Everyone who is testing a specific creme or a new mixture should publish something about the ingredients on the above mentioned DID blog. Some details of patent law require expert knowledge I could not learn. Nevertheless, it seems to me that if a blog member is trying to patent a new mixture, other blog participants could probably act against it by telling a patent authority that this would be against the terms and conditions of the project. So I believe important things for the durability of life should be in the public domain.

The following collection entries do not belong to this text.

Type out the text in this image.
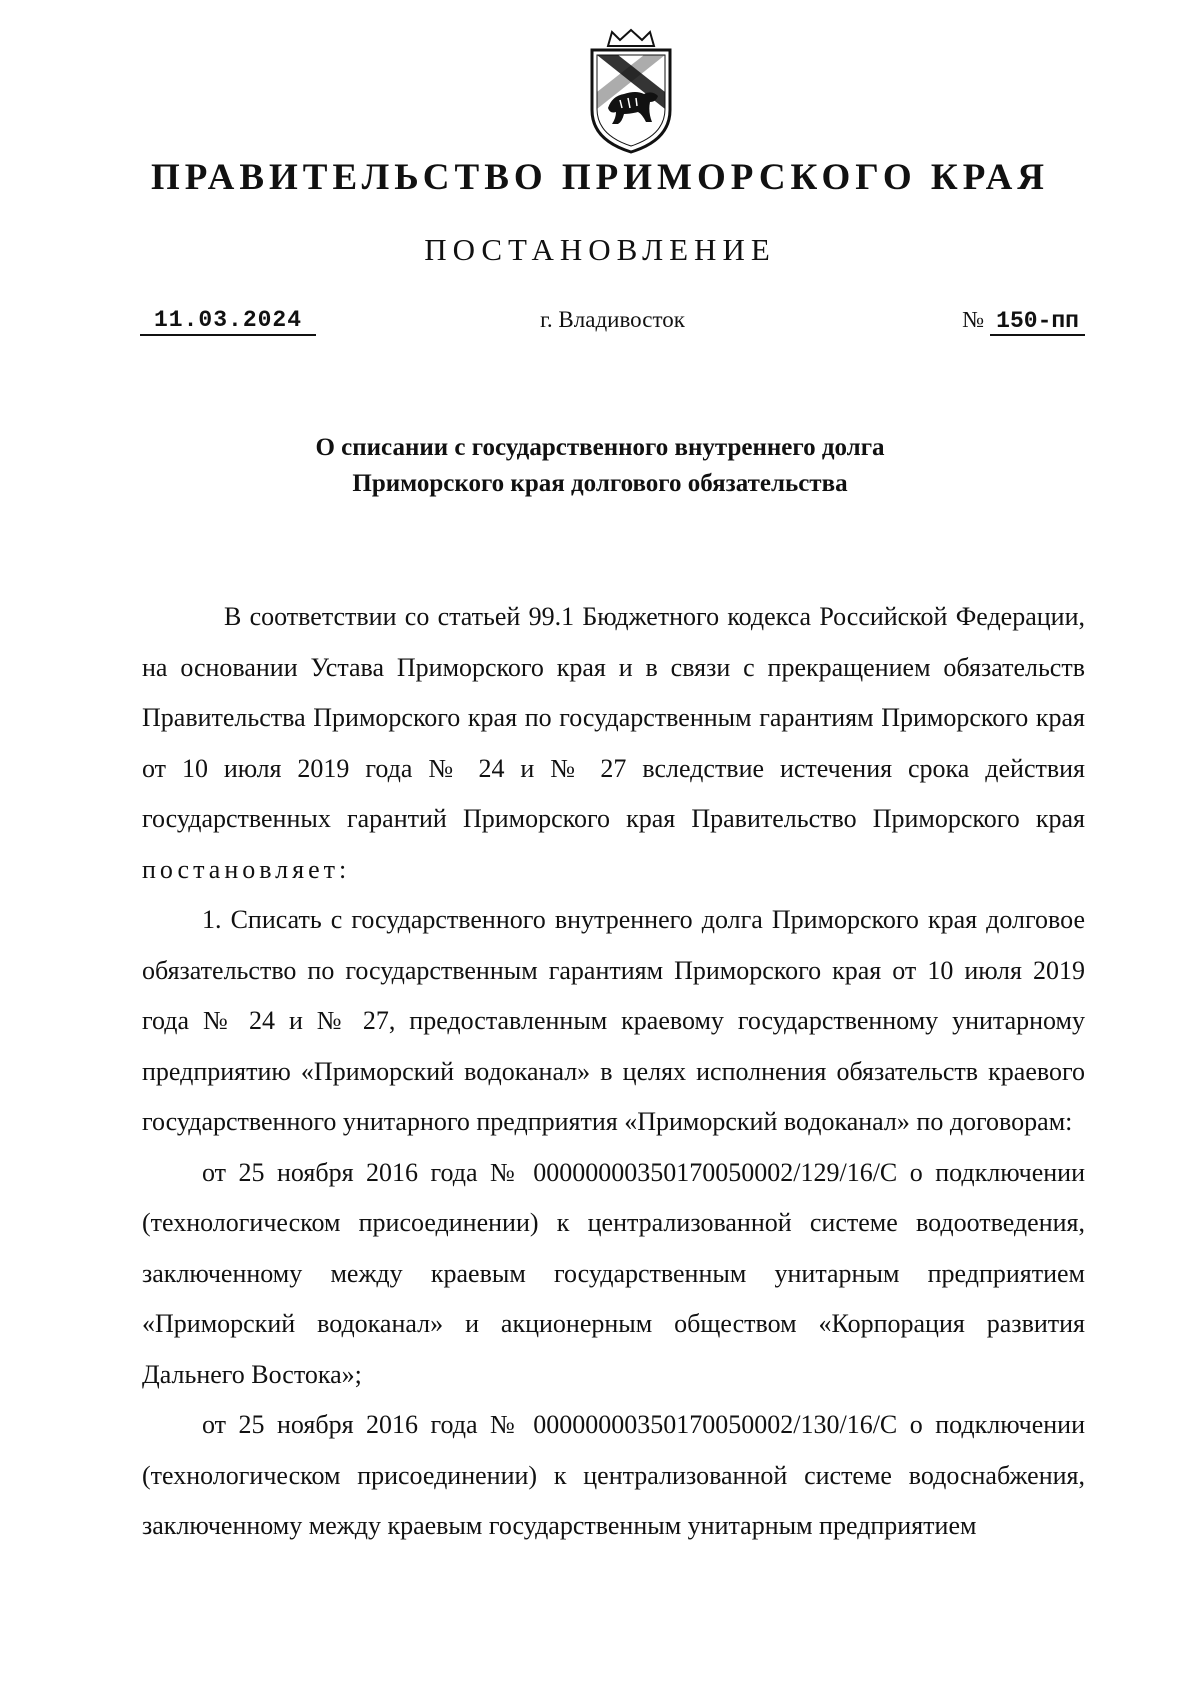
ПРАВИТЕЛЬСТВО ПРИМОРСКОГО КРАЯ
ПОСТАНОВЛЕНИЕ
11.03.2024	г. Владивосток	№ 150-пп
О списании с государственного внутреннего долга
Приморского края долгового обязательства

В соответствии со статьей 99.1 Бюджетного кодекса Российской Федерации, на основании Устава Приморского края и в связи с прекращением обязательств Правительства Приморского края по государственным гарантиям Приморского края от 10 июля 2019 года № 24 и № 27 вследствие истечения срока действия государственных гарантий Приморского края Правительство Приморского края постановляет:

1. Списать с государственного внутреннего долга Приморского края долговое обязательство по государственным гарантиям Приморского края от 10 июля 2019 года № 24 и № 27, предоставленным краевому государственному унитарному предприятию «Приморский водоканал» в целях исполнения обязательств краевого государственного унитарного предприятия «Приморский водоканал» по договорам:

от 25 ноября 2016 года № 00000000350170050002/129/16/С о подключении (технологическом присоединении) к централизованной системе водоотведения, заключенному между краевым государственным унитарным предприятием «Приморский водоканал» и акционерным обществом «Корпорация развития Дальнего Востока»;

от 25 ноября 2016 года № 00000000350170050002/130/16/С о подключении (технологическом присоединении) к централизованной системе водоснабжения, заключенному между краевым государственным унитарным предприятием
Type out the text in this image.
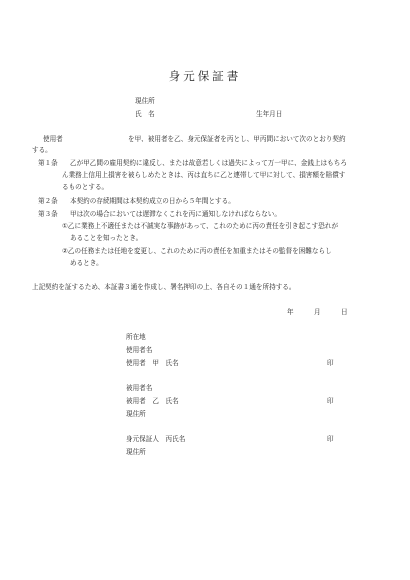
身元保証書
現住所
氏　名	生年月日
使用者	を甲、被用者を乙、身元保証者を丙とし、甲丙間において次のとおり契約
する。
第１条 乙が甲乙間の雇用契約に違反し、または故意若しくは過失によって万一甲に、金銭上はもちろ
ん業務上信用上損害を被らしめたときは、丙は直ちに乙と連帯して甲に対して、損害額を賠償す
るものとする。
第２条 本契約の存続期間は本契約成立の日から５年間とする。
第３条 甲は次の場合においては遅滞なくこれを丙に通知しなければならない。
①乙に業務上不適任または不誠実な事跡があって、これのために丙の責任を引き起こす恐れが
あることを知ったとき。
②乙の任務または任地を変更し、これのために丙の責任を加重またはその監督を困難ならし
めるとき。
上記契約を証するため、本証書３通を作成し、署名押印の上、各自その１通を所持する。
年	月	日
所在地
使用者名
使用者　甲　氏名	印
被用者名
被用者　乙　氏名	印
現住所
身元保証人　丙氏名	印
現住所
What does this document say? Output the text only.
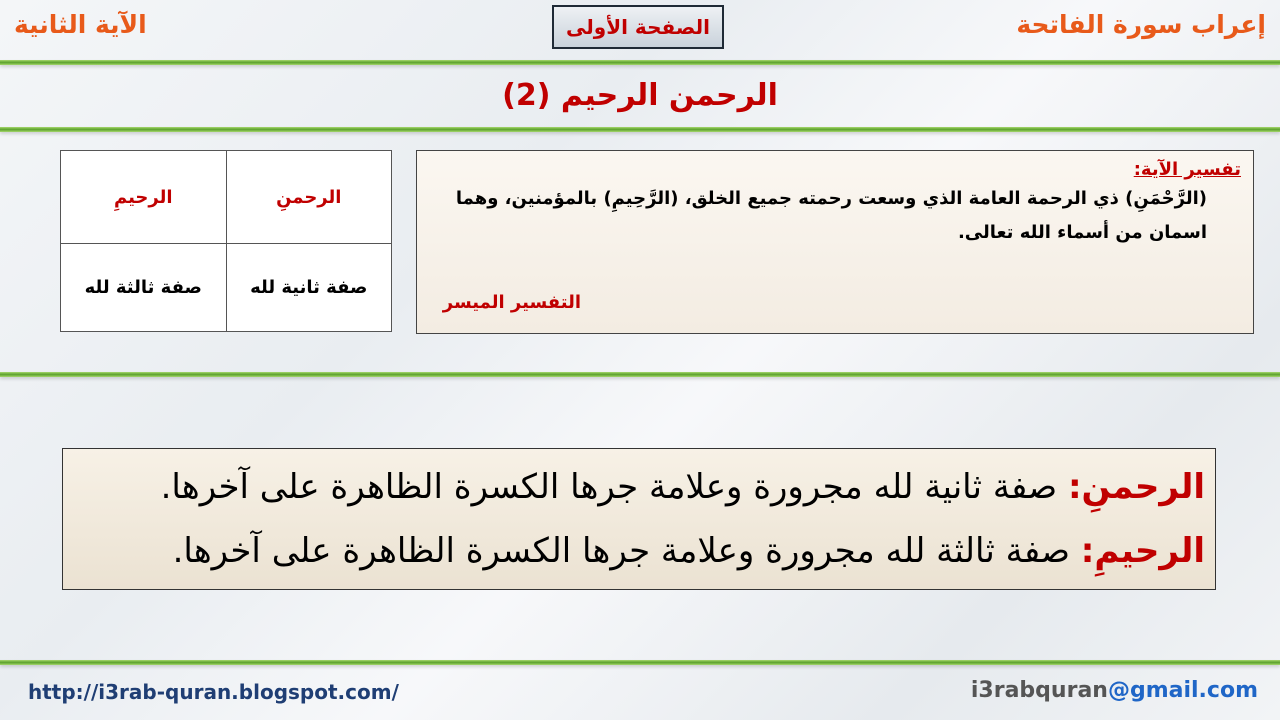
إعراب سورة الفاتحة
الآية الثانية	الصفحة الأولى
الرحمن الرحيم (2)
الرحمنِ	الرحيمِ
صفة ثانية لله	صفة ثالثة لله
تفسير الآية:
(الرَّحْمَنِ) ذي الرحمة العامة الذي وسعت رحمته جميع الخلق، (الرَّحِيمِ) بالمؤمنين، وهما اسمان من أسماء الله تعالى.
التفسير الميسر
الرحمنِ: صفة ثانية لله مجرورة وعلامة جرها الكسرة الظاهرة على آخرها.
الرحيمِ: صفة ثالثة لله مجرورة وعلامة جرها الكسرة الظاهرة على آخرها.
http://i3rab-quran.blogspot.com/	i3rabquran@gmail.com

Perhaps something like DID exists and I have not found it yet, there are two related pages: www.halfbakery.com and www.ideablob.com while the latter site has not opened up when I tried to access it today. So it seems to be gone with bankruptcy as
http://amysampleward...ob-says-goodbye has announced it. The blogs on Longecity seem to be much suitable for single individuals and not so much for groups, so someone has to create a new one somewhere. Would that be all right?